You ride out of Panama City eastwards towards the International Airport Tocumen along the Pan American Highway passing through Tocumen, Chepo and Margarita until you see the signs to the left for Guna Yala / Carti
You then go along the Carti Road, which is not mapped on PGS until you come to the Kuna Indigenous Territory where there will be a toll booth.
There is a building to the right, and a local comes out to process your payment of $20 per person + $3 per motorbike. You follow that road until you get to the sea. This is not an easy road to ride with lots of hairpins (switchback) turns and pretty slippery. Even more so with a massively deflated front tire.
After we had arrived we could see the ship docked and the road up onto the jetty and waited for the passengers and their bikes coming from Cartagena to get unloaded.
Then it was our turn, you take off all your cases and luggage and then tie your bike with a rope and then winch it up one by one of the boat. They then cover your bike, so make sure you get everything you need off your bike.

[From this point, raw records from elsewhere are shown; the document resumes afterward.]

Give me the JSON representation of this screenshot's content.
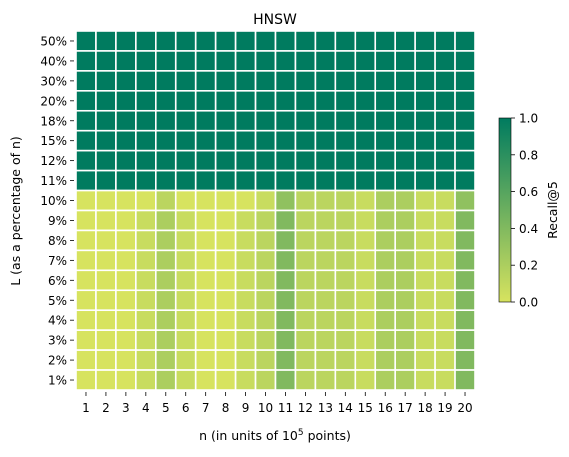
{
  "chart_data": {
    "type": "heatmap",
    "title": "HNSW",
    "xlabel_prefix": "n (in units of 10",
    "xlabel_exponent": "5",
    "xlabel_suffix": " points)",
    "ylabel": "L (as a percentage of n)",
    "x_categories": [
      "1",
      "2",
      "3",
      "4",
      "5",
      "6",
      "7",
      "8",
      "9",
      "10",
      "11",
      "12",
      "13",
      "14",
      "15",
      "16",
      "17",
      "18",
      "19",
      "20"
    ],
    "y_categories": [
      "50%",
      "40%",
      "30%",
      "20%",
      "18%",
      "15%",
      "12%",
      "11%",
      "10%",
      "9%",
      "8%",
      "7%",
      "6%",
      "5%",
      "4%",
      "3%",
      "2%",
      "1%"
    ],
    "values": [
      [
        1,
        1,
        1,
        1,
        1,
        1,
        1,
        1,
        1,
        1,
        1,
        1,
        1,
        1,
        1,
        1,
        1,
        1,
        1,
        1
      ],
      [
        1,
        1,
        1,
        1,
        1,
        1,
        1,
        1,
        1,
        1,
        1,
        1,
        1,
        1,
        1,
        1,
        1,
        1,
        1,
        1
      ],
      [
        1,
        1,
        1,
        1,
        1,
        1,
        1,
        1,
        1,
        1,
        1,
        1,
        1,
        1,
        1,
        1,
        1,
        1,
        1,
        1
      ],
      [
        1,
        1,
        1,
        1,
        1,
        1,
        1,
        1,
        1,
        1,
        1,
        1,
        1,
        1,
        1,
        1,
        1,
        1,
        1,
        1
      ],
      [
        1,
        1,
        1,
        1,
        1,
        1,
        1,
        1,
        1,
        1,
        1,
        1,
        1,
        1,
        1,
        1,
        1,
        1,
        1,
        1
      ],
      [
        1,
        1,
        1,
        1,
        1,
        1,
        1,
        1,
        1,
        1,
        1,
        1,
        1,
        1,
        1,
        1,
        1,
        1,
        1,
        1
      ],
      [
        1,
        1,
        1,
        1,
        1,
        1,
        1,
        1,
        1,
        1,
        1,
        1,
        1,
        1,
        1,
        1,
        1,
        1,
        1,
        1
      ],
      [
        1,
        1,
        1,
        1,
        1,
        1,
        1,
        1,
        1,
        1,
        1,
        1,
        1,
        1,
        1,
        1,
        1,
        1,
        1,
        1
      ],
      [
        0.0,
        0.0,
        0.0,
        0.0,
        0.13,
        0.0,
        0.0,
        0.0,
        0.0,
        0.07,
        0.33,
        0.13,
        0.13,
        0.13,
        0.07,
        0.2,
        0.2,
        0.07,
        0.07,
        0.33
      ],
      [
        0.0,
        0.0,
        0.0,
        0.07,
        0.2,
        0.07,
        0.0,
        0.0,
        0.07,
        0.13,
        0.4,
        0.13,
        0.13,
        0.13,
        0.07,
        0.2,
        0.2,
        0.07,
        0.07,
        0.4
      ],
      [
        0.0,
        0.0,
        0.0,
        0.07,
        0.2,
        0.07,
        0.0,
        0.0,
        0.07,
        0.13,
        0.4,
        0.13,
        0.13,
        0.13,
        0.07,
        0.2,
        0.2,
        0.07,
        0.07,
        0.4
      ],
      [
        0.0,
        0.0,
        0.0,
        0.07,
        0.2,
        0.07,
        0.0,
        0.0,
        0.07,
        0.13,
        0.4,
        0.13,
        0.13,
        0.13,
        0.07,
        0.2,
        0.2,
        0.07,
        0.07,
        0.4
      ],
      [
        0.0,
        0.0,
        0.0,
        0.07,
        0.2,
        0.07,
        0.0,
        0.0,
        0.07,
        0.13,
        0.4,
        0.13,
        0.13,
        0.13,
        0.07,
        0.2,
        0.2,
        0.07,
        0.07,
        0.4
      ],
      [
        0.0,
        0.0,
        0.0,
        0.07,
        0.2,
        0.07,
        0.0,
        0.0,
        0.07,
        0.13,
        0.4,
        0.13,
        0.13,
        0.13,
        0.07,
        0.2,
        0.2,
        0.07,
        0.07,
        0.4
      ],
      [
        0.0,
        0.0,
        0.0,
        0.07,
        0.2,
        0.07,
        0.0,
        0.0,
        0.07,
        0.13,
        0.4,
        0.13,
        0.13,
        0.13,
        0.07,
        0.2,
        0.2,
        0.07,
        0.07,
        0.4
      ],
      [
        0.0,
        0.0,
        0.0,
        0.07,
        0.2,
        0.07,
        0.0,
        0.0,
        0.07,
        0.13,
        0.4,
        0.13,
        0.13,
        0.13,
        0.07,
        0.2,
        0.2,
        0.07,
        0.07,
        0.4
      ],
      [
        0.0,
        0.0,
        0.0,
        0.07,
        0.2,
        0.07,
        0.0,
        0.0,
        0.07,
        0.13,
        0.4,
        0.13,
        0.13,
        0.13,
        0.07,
        0.2,
        0.2,
        0.07,
        0.07,
        0.4
      ],
      [
        0.0,
        0.0,
        0.0,
        0.07,
        0.2,
        0.07,
        0.0,
        0.0,
        0.07,
        0.13,
        0.4,
        0.13,
        0.13,
        0.13,
        0.07,
        0.2,
        0.2,
        0.07,
        0.07,
        0.4
      ]
    ],
    "colorbar": {
      "label": "Recall@5",
      "range": [
        0.0,
        1.0
      ],
      "ticks": [
        "0.0",
        "0.2",
        "0.4",
        "0.6",
        "0.8",
        "1.0"
      ],
      "colors": [
        "#d7e35f",
        "#007b5f"
      ]
    },
    "grid": true,
    "cell_border_color": "#ffffff"
  }
}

This process for about 16 bikes took around an hour and Eric, and one other rider still had not arrived.
After all the bikes had been loaded, the ship took off from the jetty and anchored about 100 meters out to sea. Eric arrived 1.45 hours after everyone else, got behind us and then lost – which would be so easy to do.
The Stahlratte came back in loaded Eric’s bike (the other guy was a no show) and then went back out.
We were then all loaded into a little dingy with our cases and luggage on another boat and taken out in groups of about 6 to the Stahlratte where we got onboard.